To display and highlight the block in question, click the block name at the top of the section containing the block's Saturation on Overflow analyzed table.

Signal Range Analysis

If you select Signal Range Coverage, the software creates a Signal Range Analysis section at the bottom of the model coverage report. This section lists the maximum and minimum signal values for each output signal in the model measured during simulation.

Access the Signal Range Analysis report quickly with the Signal Ranges link in the nonscrolling region at the top of the model coverage report, as shown below in the sldemo_fuelsys example model report.

Each block is reported in hierarchical fashion; child blocks appear directly under parent blocks.

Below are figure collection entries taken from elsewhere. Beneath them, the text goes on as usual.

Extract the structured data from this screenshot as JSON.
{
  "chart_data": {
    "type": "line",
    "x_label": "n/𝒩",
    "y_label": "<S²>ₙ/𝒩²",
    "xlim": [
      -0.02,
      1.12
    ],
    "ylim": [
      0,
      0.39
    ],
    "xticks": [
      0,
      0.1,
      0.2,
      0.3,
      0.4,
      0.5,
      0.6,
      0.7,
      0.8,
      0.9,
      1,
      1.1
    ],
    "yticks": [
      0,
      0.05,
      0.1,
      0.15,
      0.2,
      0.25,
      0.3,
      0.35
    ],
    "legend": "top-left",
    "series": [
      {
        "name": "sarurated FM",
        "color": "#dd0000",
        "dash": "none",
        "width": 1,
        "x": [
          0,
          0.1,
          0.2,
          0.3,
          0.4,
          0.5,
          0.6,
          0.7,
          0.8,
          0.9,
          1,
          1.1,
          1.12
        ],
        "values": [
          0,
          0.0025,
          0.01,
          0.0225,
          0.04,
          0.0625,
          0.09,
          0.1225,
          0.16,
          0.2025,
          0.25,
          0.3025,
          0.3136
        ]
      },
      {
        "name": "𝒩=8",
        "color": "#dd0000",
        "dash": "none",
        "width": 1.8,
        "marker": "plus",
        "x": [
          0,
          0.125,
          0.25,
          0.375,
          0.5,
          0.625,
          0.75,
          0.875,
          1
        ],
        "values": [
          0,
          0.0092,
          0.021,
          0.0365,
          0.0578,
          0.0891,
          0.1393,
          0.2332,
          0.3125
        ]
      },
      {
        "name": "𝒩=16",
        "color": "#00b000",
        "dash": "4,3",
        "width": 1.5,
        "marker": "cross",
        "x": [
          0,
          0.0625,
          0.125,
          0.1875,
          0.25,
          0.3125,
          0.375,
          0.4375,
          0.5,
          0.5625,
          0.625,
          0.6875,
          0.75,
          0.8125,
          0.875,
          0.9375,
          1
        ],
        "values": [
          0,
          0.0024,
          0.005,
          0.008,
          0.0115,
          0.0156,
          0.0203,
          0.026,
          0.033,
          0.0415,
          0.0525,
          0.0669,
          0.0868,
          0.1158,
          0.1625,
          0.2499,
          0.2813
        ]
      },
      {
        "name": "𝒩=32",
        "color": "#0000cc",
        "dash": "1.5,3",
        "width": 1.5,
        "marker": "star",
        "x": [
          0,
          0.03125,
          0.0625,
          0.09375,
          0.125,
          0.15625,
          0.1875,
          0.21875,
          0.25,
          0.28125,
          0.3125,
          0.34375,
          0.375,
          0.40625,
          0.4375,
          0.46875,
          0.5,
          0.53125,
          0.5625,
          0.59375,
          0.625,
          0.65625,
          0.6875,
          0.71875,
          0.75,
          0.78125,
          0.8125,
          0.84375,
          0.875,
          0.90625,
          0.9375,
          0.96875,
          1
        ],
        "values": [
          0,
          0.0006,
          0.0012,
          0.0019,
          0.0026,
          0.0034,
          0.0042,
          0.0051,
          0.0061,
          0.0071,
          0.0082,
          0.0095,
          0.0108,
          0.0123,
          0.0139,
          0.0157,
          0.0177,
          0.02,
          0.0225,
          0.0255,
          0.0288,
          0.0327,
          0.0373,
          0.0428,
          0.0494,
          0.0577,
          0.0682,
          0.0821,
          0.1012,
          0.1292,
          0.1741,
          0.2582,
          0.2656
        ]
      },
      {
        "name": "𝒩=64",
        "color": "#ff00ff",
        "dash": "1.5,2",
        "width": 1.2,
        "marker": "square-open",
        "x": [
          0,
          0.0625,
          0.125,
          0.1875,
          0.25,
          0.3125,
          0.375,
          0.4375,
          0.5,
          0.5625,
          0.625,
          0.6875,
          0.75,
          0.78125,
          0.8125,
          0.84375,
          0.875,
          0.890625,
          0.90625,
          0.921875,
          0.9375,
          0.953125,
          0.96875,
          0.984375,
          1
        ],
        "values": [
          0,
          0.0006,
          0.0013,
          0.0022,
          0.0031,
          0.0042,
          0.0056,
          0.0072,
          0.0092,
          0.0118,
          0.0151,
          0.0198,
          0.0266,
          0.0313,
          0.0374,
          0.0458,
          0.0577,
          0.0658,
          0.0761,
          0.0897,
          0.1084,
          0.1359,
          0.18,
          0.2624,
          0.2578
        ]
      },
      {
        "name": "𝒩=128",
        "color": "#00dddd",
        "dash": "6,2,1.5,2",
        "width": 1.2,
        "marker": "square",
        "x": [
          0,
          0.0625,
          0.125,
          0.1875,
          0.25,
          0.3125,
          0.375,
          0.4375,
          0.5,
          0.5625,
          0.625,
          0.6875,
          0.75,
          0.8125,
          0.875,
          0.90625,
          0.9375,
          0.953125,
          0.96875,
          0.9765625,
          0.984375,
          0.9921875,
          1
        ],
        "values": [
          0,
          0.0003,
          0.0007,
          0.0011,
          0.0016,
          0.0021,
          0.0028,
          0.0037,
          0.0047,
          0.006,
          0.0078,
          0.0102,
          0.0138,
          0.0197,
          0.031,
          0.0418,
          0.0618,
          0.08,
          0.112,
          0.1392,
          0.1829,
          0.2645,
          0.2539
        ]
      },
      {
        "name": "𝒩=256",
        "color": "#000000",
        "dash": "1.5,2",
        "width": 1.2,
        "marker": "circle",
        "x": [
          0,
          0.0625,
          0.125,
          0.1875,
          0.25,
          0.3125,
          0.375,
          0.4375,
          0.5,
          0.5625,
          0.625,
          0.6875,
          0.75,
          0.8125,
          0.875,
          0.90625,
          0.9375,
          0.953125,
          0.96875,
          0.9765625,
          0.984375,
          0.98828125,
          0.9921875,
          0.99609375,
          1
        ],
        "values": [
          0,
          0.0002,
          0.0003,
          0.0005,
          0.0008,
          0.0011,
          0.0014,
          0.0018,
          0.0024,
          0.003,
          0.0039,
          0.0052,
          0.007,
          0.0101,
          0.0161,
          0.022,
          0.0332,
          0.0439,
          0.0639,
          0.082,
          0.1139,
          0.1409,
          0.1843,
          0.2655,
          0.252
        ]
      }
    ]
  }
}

Each block name in the Signal Ranges report is a link. For example, select the EGO sensor link to display this block highlighted in its native diagram.

Signal Size Coverage for Variable-Dimension Signals

If you select Signal Size, the software creates a Variable Signal Widths section after the Signal Ranges data in the model coverage report. This section lists the maximum and minimum signal sizes for all output ports in the model that have variable-size signals. It also lists the memory that Simulink allocated for that signal, as measured during simulation. This list does not include signals whose size does not vary during simulation.

The following example shows the Variable Signal Widths section in a coverage report. In this example, the Abs block signal size varied from 2 to 5, with an allocation of 5.

Each block is reported in hierarchical fashion; child blocks appear directly under parent blocks. Each block name in the Variable Signal Widths list is a link. Clicking on the link highlights the corresponding block in the Simulink Editor. After the analysis, the variable-size signals have a wider line design.

Simulink Design Verifier Coverage

If you select Simulink Design Verifier, the analysis collects coverage data for all Simulink Design Verifier blocks in your model.

For an example of how this works, open the sldvdemo_debounce_testobjblks model.

This model contains two Test Objective blocks:

  • The True block defines a property that the signal have a value of 2.

  • The Edge block, inside the Masked Objective subsystem, describes the property where the output of the AND block in the Masked Objective subsystem changes from 2 to 1.

The Simulink Design Verifier software analyzes this model and produces a harness model that contains test cases that achieve certain test objectives. To see if the original model achieves those objectives, simulate the harness model and collect model coverage data. The model coverage tool analyzes any decision points or values within an interval that you specify in the Test Objective block.

In this example, the coverage report shows that you achieved 100% coverage of the True block because the signal value was 2 at least once. The signal value was 2 in 6 out of 14 time steps.

The input signal to the Edge block achieved a value of True once out of 14 time steps.